To see tensions on campus in contrasting terms of enlightened versus unenlightened thinking is to take an ahistorical stance that obscures from view the political conflicts that have resulted in achieving the seemingly neutral ground on which we stand. And that process continues even now.
Power operates less visibly than those who have it would like to admit, which is why victors think like rational, neutral scientists and why victims have long memories, littered with grievances.

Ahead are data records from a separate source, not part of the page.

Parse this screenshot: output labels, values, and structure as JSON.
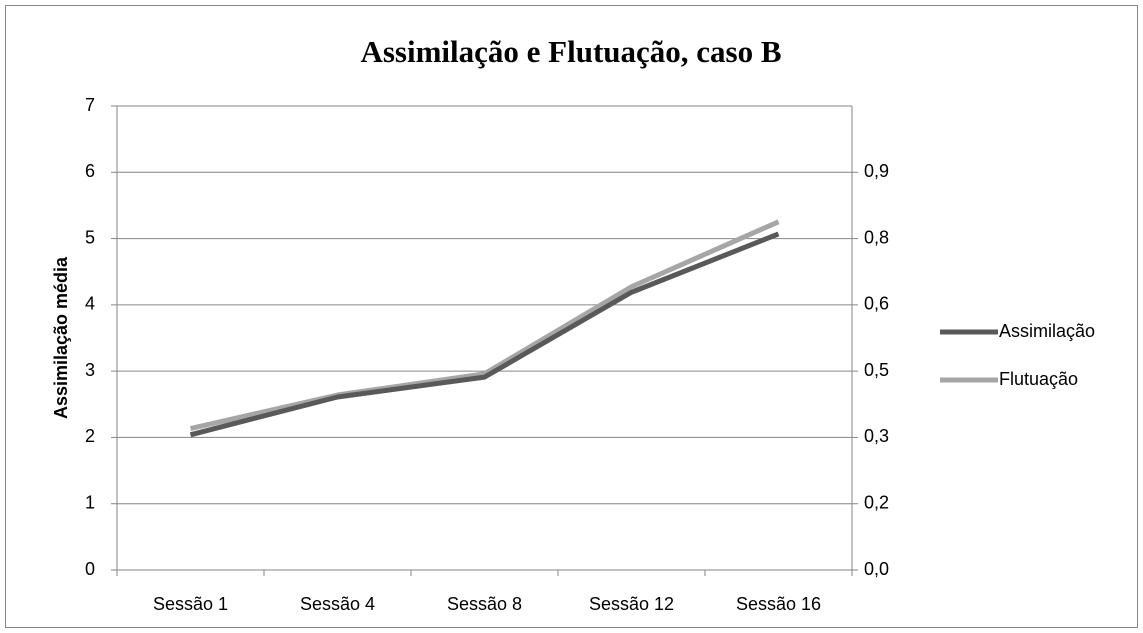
{
  "chart_data": {
    "type": "line",
    "title": "Assimilação e Flutuação, caso B",
    "y_label": "Assimilação média",
    "categories": [
      "Sessão 1",
      "Sessão 4",
      "Sessão 8",
      "Sessão 12",
      "Sessão 16"
    ],
    "series": [
      {
        "name": "Assimilação",
        "color": "#595959",
        "values": [
          2.04,
          2.61,
          2.91,
          4.19,
          5.07
        ]
      },
      {
        "name": "Flutuação",
        "color": "#a6a6a6",
        "axis": "y2",
        "values": [
          0.32,
          0.396,
          0.444,
          0.641,
          0.788
        ]
      }
    ],
    "ylim": [
      0,
      7
    ],
    "yticks": [
      0,
      1,
      2,
      3,
      4,
      5,
      6,
      7
    ],
    "y2lim": [
      0,
      1.05
    ],
    "y2ticks": [
      {
        "value": 0,
        "label": "0,0"
      },
      {
        "value": 0.15,
        "label": "0,2"
      },
      {
        "value": 0.3,
        "label": "0,3"
      },
      {
        "value": 0.45,
        "label": "0,5"
      },
      {
        "value": 0.6,
        "label": "0,6"
      },
      {
        "value": 0.75,
        "label": "0,8"
      },
      {
        "value": 0.9,
        "label": "0,9"
      }
    ],
    "grid": true,
    "legend": "right"
  }
}
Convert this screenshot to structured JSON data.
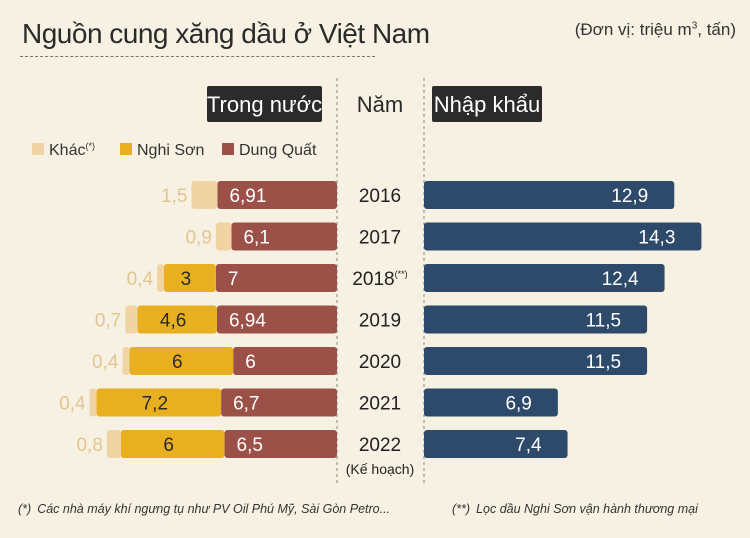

The irrational, the unreasonable and the uncomfortable are often the only weapons available to the powerless. This is not to laud all unreasonable ideas, but it is to say we would do better to ask “who has the power?” before judging too quickly. Without this perspective in mind, we can drift towards a thinned out and misleading transparency with the ironic consequence that the free speech of those who oppose mainstream views, unreasonably, discourteously, can be seriously curbed. Meanwhile, as Jennifer Richeson, a social psychologist at Yale, has commented, a lot of what we are witnessing now is the “democratisation of discomfort”. The elites are feeling as precarious as those who have long lived in the uncomfortable margins.
Students of today will be the opinion formers of the future. And some of what is derided as “political correctness gone mad” today will become common sense tomorrow. Not all of it, but some of it. As George Bernard Shaw very nearly said: “The reasonable person adapts herself to the world: the unreasonable person persists in trying to adapt the world to herself. Therefore, all progress depends on the unreasonable person.”
Let’s not forget that this italicised revision of Shaw’s original owes much to generations of “unreasonable” women. Informed by Dale Spender’s Man-Made Language they rejected the universal use of the word “he” as “non-PC” language in a way that “reasonable” people can now agree is mere common sense.